LE PHÉNOMÈNE NAPPY EN CÔTE D’IVOIRE

Source : www.seriouslynatural.org

Né dans les années 2000 aux États-Unis d’Amérique, le Natural Hair Mouvement (connu aujoud’hui sous le nom de Nappy) prône la revalorisation de la femme noire et la promotion des cheveux crépus. Telle une vague, de nombreuses communautés voient le jour Outre-Atlantique. Des afro-descendants se sont alors réappropriés positivement le mot. Désormais, entendez par Nappy : Natural and Happy (Naturelle et Fière).
En Côte d’Ivoire, si ce mouvement séduit certaines personnes, il en fait grincer des dents d’autres. Où en est –on avec la Nappy attitude ivoirienne ? Suivez-nous dans les rues de Babi (Abidjan) où nous avons réalisé un micro trottoir. Let’s go !

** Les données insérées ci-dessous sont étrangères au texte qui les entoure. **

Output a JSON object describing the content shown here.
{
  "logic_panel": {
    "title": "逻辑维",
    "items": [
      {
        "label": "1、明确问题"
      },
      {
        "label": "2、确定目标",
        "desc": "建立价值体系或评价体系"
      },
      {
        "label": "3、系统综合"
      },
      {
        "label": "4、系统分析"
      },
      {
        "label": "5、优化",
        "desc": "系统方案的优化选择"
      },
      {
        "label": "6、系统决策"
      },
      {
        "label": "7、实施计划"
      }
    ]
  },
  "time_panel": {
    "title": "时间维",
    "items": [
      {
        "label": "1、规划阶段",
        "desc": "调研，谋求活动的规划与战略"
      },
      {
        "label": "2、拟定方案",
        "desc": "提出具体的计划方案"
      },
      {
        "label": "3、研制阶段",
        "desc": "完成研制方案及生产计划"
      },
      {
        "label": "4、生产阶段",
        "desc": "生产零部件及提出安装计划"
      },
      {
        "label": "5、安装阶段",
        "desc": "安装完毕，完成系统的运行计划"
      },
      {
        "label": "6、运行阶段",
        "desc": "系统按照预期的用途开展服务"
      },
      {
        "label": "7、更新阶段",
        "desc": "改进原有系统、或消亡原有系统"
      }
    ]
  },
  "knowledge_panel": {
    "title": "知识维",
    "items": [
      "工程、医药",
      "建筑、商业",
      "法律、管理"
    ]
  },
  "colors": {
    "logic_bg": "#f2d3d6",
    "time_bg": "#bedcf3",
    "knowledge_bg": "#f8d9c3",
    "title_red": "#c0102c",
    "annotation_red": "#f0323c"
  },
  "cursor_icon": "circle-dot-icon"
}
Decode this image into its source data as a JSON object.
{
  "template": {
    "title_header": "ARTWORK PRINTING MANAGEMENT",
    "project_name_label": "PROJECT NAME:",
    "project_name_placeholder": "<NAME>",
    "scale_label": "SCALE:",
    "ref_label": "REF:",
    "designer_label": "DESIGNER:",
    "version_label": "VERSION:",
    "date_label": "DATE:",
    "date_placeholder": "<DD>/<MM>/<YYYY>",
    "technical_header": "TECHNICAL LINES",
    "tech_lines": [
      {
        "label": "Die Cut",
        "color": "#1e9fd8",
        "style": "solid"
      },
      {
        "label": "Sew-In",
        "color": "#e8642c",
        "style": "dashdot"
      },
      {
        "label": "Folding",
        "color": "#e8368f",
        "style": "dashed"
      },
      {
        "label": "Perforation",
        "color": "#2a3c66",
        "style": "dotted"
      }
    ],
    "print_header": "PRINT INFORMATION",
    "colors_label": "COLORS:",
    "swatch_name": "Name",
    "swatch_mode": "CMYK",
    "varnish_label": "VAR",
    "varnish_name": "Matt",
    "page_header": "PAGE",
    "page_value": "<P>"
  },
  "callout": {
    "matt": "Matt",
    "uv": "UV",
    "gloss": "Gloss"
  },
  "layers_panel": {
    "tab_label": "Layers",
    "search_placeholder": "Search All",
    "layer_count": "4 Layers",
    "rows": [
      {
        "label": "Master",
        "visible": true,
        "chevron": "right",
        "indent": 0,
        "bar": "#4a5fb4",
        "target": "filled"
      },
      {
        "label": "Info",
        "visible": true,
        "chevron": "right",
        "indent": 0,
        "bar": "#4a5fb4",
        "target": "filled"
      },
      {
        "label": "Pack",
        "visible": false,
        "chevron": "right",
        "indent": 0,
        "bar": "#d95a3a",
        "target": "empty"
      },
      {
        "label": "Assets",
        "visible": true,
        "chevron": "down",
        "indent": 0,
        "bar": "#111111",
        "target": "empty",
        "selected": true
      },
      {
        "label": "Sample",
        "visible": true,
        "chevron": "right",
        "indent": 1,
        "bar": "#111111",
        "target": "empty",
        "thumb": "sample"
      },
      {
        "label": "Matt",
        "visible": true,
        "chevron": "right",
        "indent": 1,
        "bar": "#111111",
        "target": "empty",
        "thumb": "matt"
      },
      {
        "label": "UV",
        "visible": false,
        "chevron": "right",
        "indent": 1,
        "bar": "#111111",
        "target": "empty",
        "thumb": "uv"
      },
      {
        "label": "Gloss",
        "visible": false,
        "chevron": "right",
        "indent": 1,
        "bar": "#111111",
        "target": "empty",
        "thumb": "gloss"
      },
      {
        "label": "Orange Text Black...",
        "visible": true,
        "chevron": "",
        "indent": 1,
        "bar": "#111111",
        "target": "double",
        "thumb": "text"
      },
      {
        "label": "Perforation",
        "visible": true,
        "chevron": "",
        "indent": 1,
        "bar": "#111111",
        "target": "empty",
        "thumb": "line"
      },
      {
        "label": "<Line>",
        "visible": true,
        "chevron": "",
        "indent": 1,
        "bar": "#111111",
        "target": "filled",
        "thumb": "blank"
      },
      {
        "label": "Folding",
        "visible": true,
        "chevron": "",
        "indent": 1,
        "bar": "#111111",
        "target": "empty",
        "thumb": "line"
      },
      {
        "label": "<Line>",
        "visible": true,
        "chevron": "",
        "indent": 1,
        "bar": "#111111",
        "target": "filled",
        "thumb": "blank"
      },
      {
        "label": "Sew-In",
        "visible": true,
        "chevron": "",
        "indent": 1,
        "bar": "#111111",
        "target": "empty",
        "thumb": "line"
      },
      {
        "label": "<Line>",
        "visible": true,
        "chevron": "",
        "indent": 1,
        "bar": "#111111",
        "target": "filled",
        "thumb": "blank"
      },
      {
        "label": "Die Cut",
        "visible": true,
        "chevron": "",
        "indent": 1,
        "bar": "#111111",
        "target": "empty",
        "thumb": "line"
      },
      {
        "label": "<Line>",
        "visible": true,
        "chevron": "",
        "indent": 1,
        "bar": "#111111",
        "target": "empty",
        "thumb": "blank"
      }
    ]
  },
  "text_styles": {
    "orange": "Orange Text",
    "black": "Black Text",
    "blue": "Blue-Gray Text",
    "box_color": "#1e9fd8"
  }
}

Le phénomène Nappy en Côte d’ivoire : ce qu’il faut savoir.

Mariam Diaby
Mariam Diaby

« À notre époque, dans les années 60, nous raconte Madame Fani, 65 ans à la retraite, on ne savait pas ce qu’était être « nappy », on avait nos cheveux crépus, point. De toute façon il n’y avait pas de choix, les mèches n’existaient pas, encore moins les produits défrisants. Par la suite, les ghanéens ont exporté le « yomo savon » en Côte d’Ivoire. C’est sûrement le premier produit défrisant connu. Je me souviens, les veilles de fêtes, toutes les filles allaient se lisser les cheveux à l’aide du fameux « yomo savon ». Il y avait une queue interminable, il fallait donc se lever tôt pour espérer se faire belle. Bon Dieu qu’est-ce que cela faisait mal, d’où son appellation « attrape ton cœur ».
Le phénomène Nappy ivoirien débute réellement lorsque, Mariam Diaby crée en Octobre 2011, sur Facebook, un groupe appelé « nappy de babi », constitué de deux amies. Il était question dans le groupe de s’échanger des trucs et astuces pour l’entretien du cheveu crépu. De 3 membres, la communauté nappy de babi compte aujourd’hui, environs 11mille personnes.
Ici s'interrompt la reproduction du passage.